Simple app to convert rule from Scikit-learn decision tree into a SQL query.
usage: main.py [-h] [-p PATH] [-s SAVE_TO] [-c COLUMN_NAME] [-t SRC_TABLE] [-b TAB]
optional arguments:
-h, --help show this help message and exit
-p PATH, --path PATH path of exported text for sklearn tree
-s SAVE_TO, --save_to SAVE_TO
file name to save query
-c COLUMN_NAME, --column_name COLUMN_NAME
column name of the parsed tree
-t SRC_TABLE, --src_table SRC_TABLE
source table name, i.e. X in `SELECT * FROM X`
-b TAB, --tab TAB indentation of the query
Suppose that we have a decision tree exported from Scikit-Learn as ./sample/classification_tree.txt
, which can be generated as follows
import sys
from sklearn.datasets import load_iris
from sklearn.tree import DecisionTreeClassifier, export_text
iris = load_iris()
X = iris.data
y = iris.target
model = DecisionTreeClassifier()
model.fit(X, y)
with open('./sample/classification_tree.txt', 'w') as f:
sys.stdout = f
print(export_text(model, feature_names=iris.feature_names))

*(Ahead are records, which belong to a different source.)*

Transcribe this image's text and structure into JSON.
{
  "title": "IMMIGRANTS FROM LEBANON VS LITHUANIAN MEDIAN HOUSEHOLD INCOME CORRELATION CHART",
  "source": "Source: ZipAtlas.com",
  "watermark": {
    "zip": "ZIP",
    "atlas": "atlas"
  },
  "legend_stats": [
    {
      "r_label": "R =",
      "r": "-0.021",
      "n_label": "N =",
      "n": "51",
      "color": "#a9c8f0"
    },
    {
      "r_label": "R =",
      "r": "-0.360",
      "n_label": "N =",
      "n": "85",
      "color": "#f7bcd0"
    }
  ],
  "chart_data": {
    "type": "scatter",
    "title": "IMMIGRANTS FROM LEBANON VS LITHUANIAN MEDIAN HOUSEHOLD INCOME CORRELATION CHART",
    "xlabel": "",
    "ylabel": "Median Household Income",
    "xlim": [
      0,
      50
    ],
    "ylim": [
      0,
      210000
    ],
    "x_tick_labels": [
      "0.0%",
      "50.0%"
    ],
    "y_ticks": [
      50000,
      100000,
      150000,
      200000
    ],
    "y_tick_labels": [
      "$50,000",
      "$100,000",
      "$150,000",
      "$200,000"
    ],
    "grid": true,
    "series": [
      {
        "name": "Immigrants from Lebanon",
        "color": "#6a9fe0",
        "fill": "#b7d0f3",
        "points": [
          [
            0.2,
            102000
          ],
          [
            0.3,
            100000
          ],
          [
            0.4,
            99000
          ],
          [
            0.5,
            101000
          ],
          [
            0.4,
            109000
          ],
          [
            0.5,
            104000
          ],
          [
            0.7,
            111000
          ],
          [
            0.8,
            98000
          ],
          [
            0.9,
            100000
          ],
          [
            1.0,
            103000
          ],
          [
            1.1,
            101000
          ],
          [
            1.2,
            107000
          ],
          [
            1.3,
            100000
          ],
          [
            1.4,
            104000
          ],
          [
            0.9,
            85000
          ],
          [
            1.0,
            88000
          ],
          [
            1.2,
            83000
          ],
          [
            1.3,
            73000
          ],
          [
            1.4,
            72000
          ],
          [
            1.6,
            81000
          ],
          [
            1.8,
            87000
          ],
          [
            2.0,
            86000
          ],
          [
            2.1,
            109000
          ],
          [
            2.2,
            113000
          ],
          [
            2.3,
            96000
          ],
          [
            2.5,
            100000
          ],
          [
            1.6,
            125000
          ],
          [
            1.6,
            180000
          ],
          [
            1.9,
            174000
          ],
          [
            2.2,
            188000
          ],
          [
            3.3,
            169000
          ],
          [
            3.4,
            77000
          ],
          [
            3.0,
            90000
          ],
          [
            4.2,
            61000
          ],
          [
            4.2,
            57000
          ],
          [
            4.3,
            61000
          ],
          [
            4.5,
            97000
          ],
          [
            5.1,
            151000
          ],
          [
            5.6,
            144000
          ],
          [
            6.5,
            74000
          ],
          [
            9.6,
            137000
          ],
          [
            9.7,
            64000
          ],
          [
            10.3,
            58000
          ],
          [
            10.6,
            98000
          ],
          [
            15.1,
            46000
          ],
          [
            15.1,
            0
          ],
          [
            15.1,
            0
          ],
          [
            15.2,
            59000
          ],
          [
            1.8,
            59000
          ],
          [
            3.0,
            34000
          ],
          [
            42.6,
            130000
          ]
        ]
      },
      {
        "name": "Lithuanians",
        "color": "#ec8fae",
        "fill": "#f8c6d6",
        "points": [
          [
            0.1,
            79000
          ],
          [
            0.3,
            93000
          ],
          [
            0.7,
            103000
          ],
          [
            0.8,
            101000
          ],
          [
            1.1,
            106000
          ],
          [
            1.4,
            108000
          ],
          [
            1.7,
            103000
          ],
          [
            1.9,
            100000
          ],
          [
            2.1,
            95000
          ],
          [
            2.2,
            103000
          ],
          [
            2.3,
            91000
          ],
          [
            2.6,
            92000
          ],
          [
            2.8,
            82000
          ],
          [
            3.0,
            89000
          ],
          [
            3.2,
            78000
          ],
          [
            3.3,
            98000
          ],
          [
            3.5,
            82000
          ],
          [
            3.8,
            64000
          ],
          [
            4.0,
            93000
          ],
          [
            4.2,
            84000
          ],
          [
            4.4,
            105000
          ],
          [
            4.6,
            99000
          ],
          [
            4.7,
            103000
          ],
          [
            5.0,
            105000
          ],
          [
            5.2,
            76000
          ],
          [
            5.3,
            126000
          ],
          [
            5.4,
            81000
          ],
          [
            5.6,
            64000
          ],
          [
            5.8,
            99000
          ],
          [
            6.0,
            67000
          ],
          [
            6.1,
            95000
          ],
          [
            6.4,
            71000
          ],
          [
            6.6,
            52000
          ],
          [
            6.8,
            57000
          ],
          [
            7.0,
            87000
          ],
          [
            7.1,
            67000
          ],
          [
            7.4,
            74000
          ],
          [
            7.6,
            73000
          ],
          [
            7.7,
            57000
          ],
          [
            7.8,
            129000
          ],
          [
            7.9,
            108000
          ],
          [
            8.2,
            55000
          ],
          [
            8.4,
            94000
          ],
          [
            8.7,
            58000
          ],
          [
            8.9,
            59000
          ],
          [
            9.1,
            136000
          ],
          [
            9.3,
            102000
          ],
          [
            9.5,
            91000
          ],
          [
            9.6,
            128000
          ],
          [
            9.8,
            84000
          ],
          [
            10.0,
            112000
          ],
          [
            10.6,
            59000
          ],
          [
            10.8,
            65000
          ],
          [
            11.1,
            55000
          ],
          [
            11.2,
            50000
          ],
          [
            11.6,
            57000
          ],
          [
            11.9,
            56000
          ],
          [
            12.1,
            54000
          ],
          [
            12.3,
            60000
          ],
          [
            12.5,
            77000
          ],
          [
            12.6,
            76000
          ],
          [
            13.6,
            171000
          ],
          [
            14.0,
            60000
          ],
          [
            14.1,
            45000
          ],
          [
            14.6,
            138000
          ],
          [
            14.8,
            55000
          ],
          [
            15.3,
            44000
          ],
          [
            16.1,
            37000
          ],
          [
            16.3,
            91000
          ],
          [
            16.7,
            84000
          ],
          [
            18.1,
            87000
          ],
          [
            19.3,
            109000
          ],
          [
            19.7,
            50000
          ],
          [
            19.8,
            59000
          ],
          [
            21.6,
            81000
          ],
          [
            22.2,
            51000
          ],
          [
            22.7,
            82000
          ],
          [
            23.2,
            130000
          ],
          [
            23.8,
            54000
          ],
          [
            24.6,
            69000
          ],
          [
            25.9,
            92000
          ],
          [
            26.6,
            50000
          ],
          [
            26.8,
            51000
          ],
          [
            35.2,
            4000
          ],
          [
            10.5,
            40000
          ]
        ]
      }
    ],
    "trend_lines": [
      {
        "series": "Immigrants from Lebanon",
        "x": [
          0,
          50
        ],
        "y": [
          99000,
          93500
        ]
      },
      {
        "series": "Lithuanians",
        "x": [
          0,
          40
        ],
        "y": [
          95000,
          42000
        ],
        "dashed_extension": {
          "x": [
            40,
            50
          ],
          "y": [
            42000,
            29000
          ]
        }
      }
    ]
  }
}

Then, we can convert it into a SQL query as follows
python main.py \
-p ./sample/classification_tree.txt \
-s ./sample/classification_tree.sql \
-c my_column \
-t dev_table \
-b 4
Output:
SELECT
CASE WHEN petal width (cm) <= 0.80 THEN 0
ELSE
CASE WHEN petal width (cm) <= 1.75 THEN 1
ELSE 2
END
END AS my_column
FROM dev_table
Features should only contains letters, numbers, and underscores in order to work properly.
- Only supports numerical features
- Only supports a single decision tree
- Support categorical features
- Support multiple trees (random forest, gradient boosting, etc.)